The vascularization of tissue-engineered constructs remains one of the critical challenges in tissue engineering (TE), limiting the viable size of constructs due to hypoxia, nutrient insufficiency, and waste accumulation. Three-dimensional (3D) bioprinting has emerged as a powerful fabrication strategy for TE. This strategy is based on depositing cells, bio-materials, and supporting components with controlled microstructure to fabricate functional tissue.
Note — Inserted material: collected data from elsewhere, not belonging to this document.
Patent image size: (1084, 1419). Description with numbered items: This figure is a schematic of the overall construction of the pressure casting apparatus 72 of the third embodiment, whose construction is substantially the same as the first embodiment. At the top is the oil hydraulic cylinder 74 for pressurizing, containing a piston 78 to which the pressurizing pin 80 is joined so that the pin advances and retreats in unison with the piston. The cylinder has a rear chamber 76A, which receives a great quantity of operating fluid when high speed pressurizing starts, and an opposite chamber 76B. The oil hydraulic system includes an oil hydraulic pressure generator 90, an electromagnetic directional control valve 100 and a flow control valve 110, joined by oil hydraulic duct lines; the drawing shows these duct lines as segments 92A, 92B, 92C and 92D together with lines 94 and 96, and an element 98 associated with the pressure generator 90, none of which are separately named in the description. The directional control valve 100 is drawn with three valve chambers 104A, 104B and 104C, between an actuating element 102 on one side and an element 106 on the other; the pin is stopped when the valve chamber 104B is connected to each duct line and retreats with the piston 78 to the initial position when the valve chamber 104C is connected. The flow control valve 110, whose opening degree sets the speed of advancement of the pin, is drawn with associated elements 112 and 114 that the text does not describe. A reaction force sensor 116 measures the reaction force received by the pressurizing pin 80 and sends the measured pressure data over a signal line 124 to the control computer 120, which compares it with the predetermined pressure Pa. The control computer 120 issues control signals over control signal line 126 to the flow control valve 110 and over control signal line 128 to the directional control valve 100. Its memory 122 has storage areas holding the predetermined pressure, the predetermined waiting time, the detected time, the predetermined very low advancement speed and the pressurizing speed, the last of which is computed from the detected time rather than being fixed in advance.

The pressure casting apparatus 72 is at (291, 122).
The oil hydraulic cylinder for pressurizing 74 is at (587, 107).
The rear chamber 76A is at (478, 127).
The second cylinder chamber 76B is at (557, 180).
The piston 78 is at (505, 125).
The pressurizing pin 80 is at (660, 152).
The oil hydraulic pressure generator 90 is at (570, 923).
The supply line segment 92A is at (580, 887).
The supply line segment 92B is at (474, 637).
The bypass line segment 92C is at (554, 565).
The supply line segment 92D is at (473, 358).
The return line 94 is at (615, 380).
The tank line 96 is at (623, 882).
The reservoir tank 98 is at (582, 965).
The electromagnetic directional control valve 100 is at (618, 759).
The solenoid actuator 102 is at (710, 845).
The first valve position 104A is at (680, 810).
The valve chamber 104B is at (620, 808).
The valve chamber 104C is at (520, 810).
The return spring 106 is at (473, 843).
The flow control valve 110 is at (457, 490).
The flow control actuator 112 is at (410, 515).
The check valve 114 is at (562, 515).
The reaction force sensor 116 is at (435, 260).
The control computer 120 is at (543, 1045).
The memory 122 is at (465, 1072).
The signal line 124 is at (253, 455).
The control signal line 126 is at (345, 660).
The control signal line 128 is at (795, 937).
Current challenges in 3D bioprinting of vascularized tissue are mainly due to limitations in printing resolution, especially regarding the creation of blood capillaries. To overcome these limitations, we design a smart bioink made of endothelial cells (EC)-seeded on microcarriers (MCs) loaded with angiogenic growth factors (AGFs) that are embedded within the bulk hydrogel. A droplet-based microfluidic system was utilized for fabricating alginate-RGD/sulfate MCs containing AGFs. The MCs were characterized by diameter, core and surface microstructure, and as a substratum for EC attachment to their surface. When embedding small (5-30 μm in diameter) EC-seeded-MCs within fibrin-based bioink, the MCs function as seed nuclei from which sprouting occurs much faster than in the control group that contains suspended ECs without MCs. The constructs displayed greater capillary area and density, greater average capillary length, and fewer capillary endpoints, meaning high connectivity between vessels, as determined by Angiotool®. The superiority of this strategy is due to the establishment of cell-cell contacts and actin cytoskeleton reorganization of ECs on MCs surface before and during bioprinting and to the proximity of cells to AGFs, enabling effective usage.